The task was straightforward on the surface: add a new table to the existing SQLite database at data/agent.db to track managed chats. But here’s the thing—we didn’t want to fragment the data infrastructure. The project already had UserManager handling user persistence in the same database, using aiosqlite for async operations. Building a parallel system would have been a disaster waiting to happen.

First thing I did was sketch out the schema. A managed_chats table with fields for chat ID, owner ID, chat type (private, group, supergroup, channel), title, and a JSON blob for future settings. Adding an index on owner_id was essential—we’d be querying by owner constantly to list which chats a user manages. Nothing groundbreaking, but the details matter when you’re hitting the database from async handlers.

Then came the integration piece. Rather than bolting on yet another manager class, I created ChatManager following the exact same pattern as UserManager. Same dependency injection, same async/await style, same connection handling. The methods were simple: add_chat() to register a new managed chat, is_managed() to check if we’re responsible for handling it, and get_owner() to verify permissions. Each one used parameterized queries—no SQL injection vulnerabilities sneaking past.

The real decision was whether to use aiosqlite.connect() repeatedly or maintain a connection pool. Given that the bot might handle hundreds of concurrent chat events, I went with the simpler approach: open, execute, close. Connection pooling could come later if profiling showed it was needed. Keep it simple until metrics say otherwise.

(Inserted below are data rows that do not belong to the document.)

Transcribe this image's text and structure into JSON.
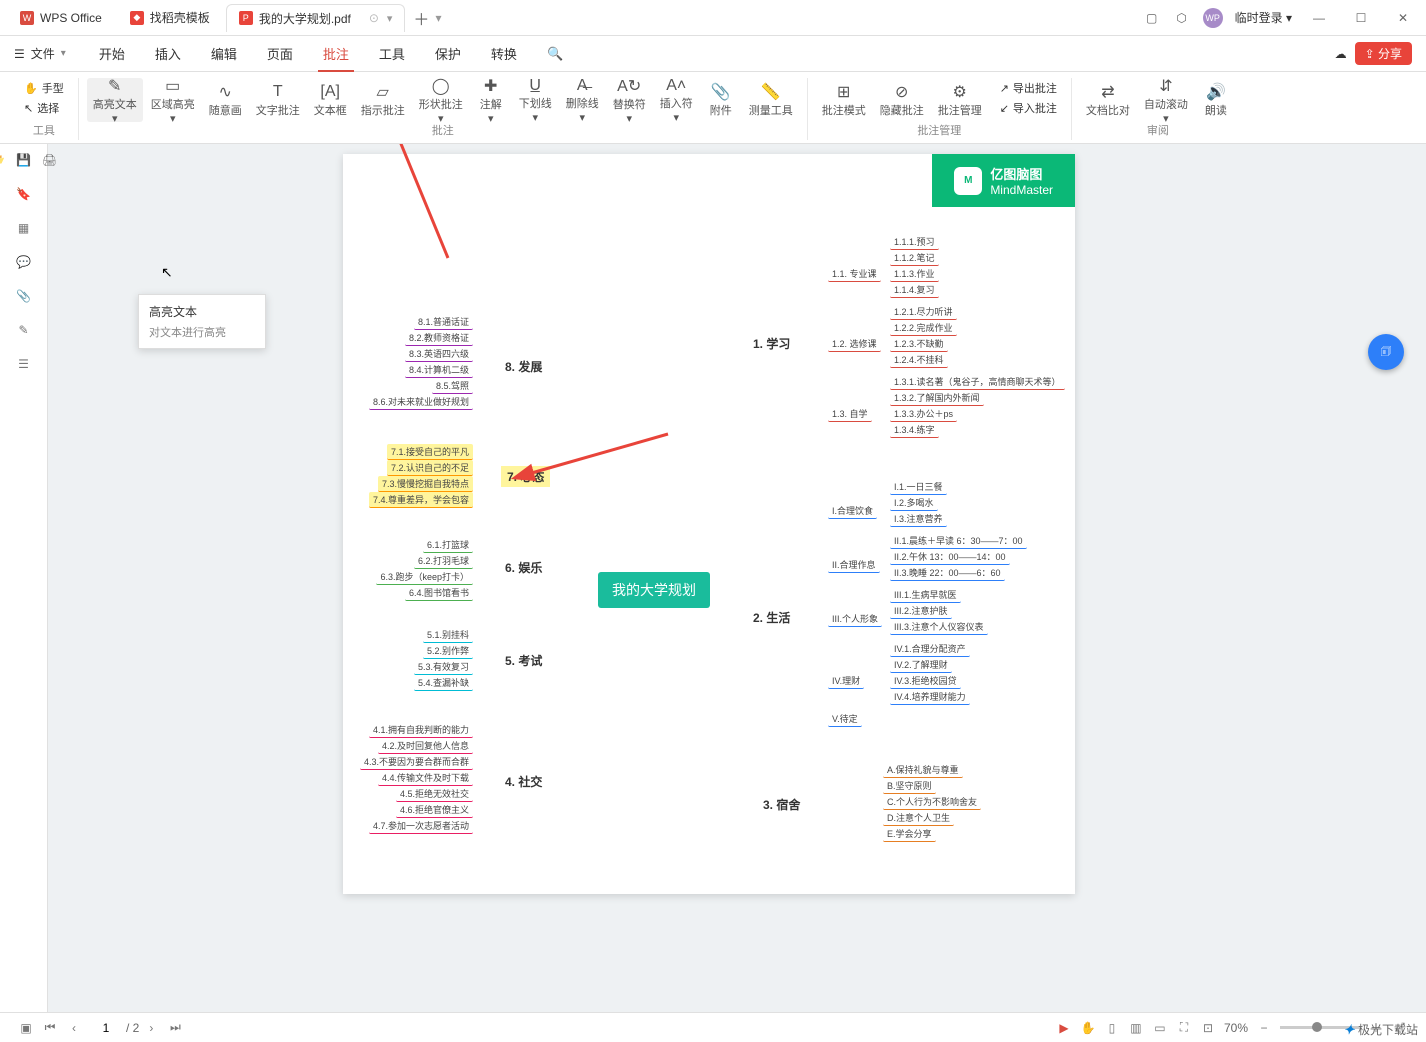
{
  "titlebar": {
    "app_tab": "WPS Office",
    "tab1": "找稻壳模板",
    "tab2": "我的大学规划.pdf",
    "login": "临时登录"
  },
  "menubar": {
    "file": "文件",
    "tabs": [
      "开始",
      "插入",
      "编辑",
      "页面",
      "批注",
      "工具",
      "保护",
      "转换"
    ],
    "active": 4,
    "share": "分享"
  },
  "ribbon": {
    "tools": {
      "hand": "手型",
      "select": "选择",
      "label": "工具"
    },
    "highlight": {
      "text": "高亮文本",
      "area": "区域高亮",
      "free": "随意画"
    },
    "textann": "文字批注",
    "textbox": "文本框",
    "pointer": "指示批注",
    "shape": "形状批注",
    "note": "注解",
    "underline": "下划线",
    "strike": "删除线",
    "replace": "替换符",
    "insert": "插入符",
    "attach": "附件",
    "measure": "测量工具",
    "mode": "批注模式",
    "hide": "隐藏批注",
    "manage": "批注管理",
    "export": "导出批注",
    "import": "导入批注",
    "compare": "文档比对",
    "autoscroll": "自动滚动",
    "read": "朗读",
    "g_annot": "批注",
    "g_mgmt": "批注管理",
    "g_review": "审阅"
  },
  "tooltip": {
    "title": "高亮文本",
    "desc": "对文本进行高亮"
  },
  "mindmap": {
    "logo": {
      "l1": "亿图脑图",
      "l2": "MindMaster"
    },
    "center": "我的大学规划",
    "branches": {
      "b1": {
        "title": "1. 学习",
        "color": "#d94b3f",
        "subs": [
          {
            "t": "1.1. 专业课",
            "items": [
              "1.1.1.预习",
              "1.1.2.笔记",
              "1.1.3.作业",
              "1.1.4.复习"
            ]
          },
          {
            "t": "1.2. 选修课",
            "items": [
              "1.2.1.尽力听讲",
              "1.2.2.完成作业",
              "1.2.3.不缺勤",
              "1.2.4.不挂科"
            ]
          },
          {
            "t": "1.3. 自学",
            "items": [
              "1.3.1.读名著（鬼谷子，高情商聊天术等）",
              "1.3.2.了解国内外新闻",
              "1.3.3.办公＋ps",
              "1.3.4.练字"
            ]
          }
        ]
      },
      "b2": {
        "title": "2. 生活",
        "color": "#2d7ff9",
        "subs": [
          {
            "t": "I.合理饮食",
            "items": [
              "I.1.一日三餐",
              "I.2.多喝水",
              "I.3.注意营养"
            ]
          },
          {
            "t": "II.合理作息",
            "items": [
              "II.1.晨练＋早读  6：30——7：00",
              "II.2.午休  13：00——14：00",
              "II.3.晚睡  22：00——6：60"
            ]
          },
          {
            "t": "III.个人形象",
            "items": [
              "III.1.生病早就医",
              "III.2.注意护肤",
              "III.3.注意个人仪容仪表"
            ]
          },
          {
            "t": "IV.理财",
            "items": [
              "IV.1.合理分配资产",
              "IV.2.了解理财",
              "IV.3.拒绝校园贷",
              "IV.4.培养理财能力"
            ]
          },
          {
            "t": "V.待定",
            "items": []
          }
        ]
      },
      "b3": {
        "title": "3. 宿舍",
        "color": "#e67e22",
        "subs": [
          {
            "t": "",
            "items": [
              "A.保持礼貌与尊重",
              "B.坚守原则",
              "C.个人行为不影响舍友",
              "D.注意个人卫生",
              "E.学会分享"
            ]
          }
        ]
      },
      "b4": {
        "title": "4. 社交",
        "color": "#e91e63",
        "items": [
          "4.1.拥有自我判断的能力",
          "4.2.及时回复他人信息",
          "4.3.不要因为要合群而合群",
          "4.4.传输文件及时下载",
          "4.5.拒绝无效社交",
          "4.6.拒绝官僚主义",
          "4.7.参加一次志愿者活动"
        ]
      },
      "b5": {
        "title": "5. 考试",
        "color": "#00bcd4",
        "items": [
          "5.1.别挂科",
          "5.2.别作弊",
          "5.3.有效复习",
          "5.4.查漏补缺"
        ]
      },
      "b6": {
        "title": "6. 娱乐",
        "color": "#4caf50",
        "items": [
          "6.1.打篮球",
          "6.2.打羽毛球",
          "6.3.跑步（keep打卡）",
          "6.4.图书馆看书"
        ]
      },
      "b7": {
        "title": "7. 心态",
        "color": "#ff9800",
        "hl": true,
        "items": [
          "7.1.接受自己的平凡",
          "7.2.认识自己的不足",
          "7.3.慢慢挖掘自我特点",
          "7.4.尊重差异，学会包容"
        ]
      },
      "b8": {
        "title": "8. 发展",
        "color": "#9c27b0",
        "items": [
          "8.1.普通话证",
          "8.2.教师资格证",
          "8.3.英语四六级",
          "8.4.计算机二级",
          "8.5.驾照",
          "8.6.对未来就业做好规划"
        ]
      }
    }
  },
  "status": {
    "page": "1",
    "total": "/ 2",
    "zoom": "70%"
  },
  "watermark": "极光下载站"
}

One thing that surprised me: SQLite’s INSERT OR REPLACE behavior handles duplicate chat IDs gracefully. If a chat gets re-added with different settings, the old entry vanishes. This wasn’t explicitly planned—it just fell out naturally from using chat_id as PRIMARY KEY. Turned out to be exactly what we needed for idempotent operations.

The beautiful part? Zero external dependencies. The system already had aiosqlite, structlog for logging, and the config infrastructure in place. I wasn’t adding complexity—just organizing existing pieces into a cleaner shape.

We ended up with a single source of truth for chat state, a consistent pattern for adding new managers, and a foundation that could support fine-grained permissions, audit logging, and feature flags per chat—all without rewriting anything.

😄 Why did the DBA refuse to use SQLite for everything? Because they didn’t want their entire schema fitting in a single emoji.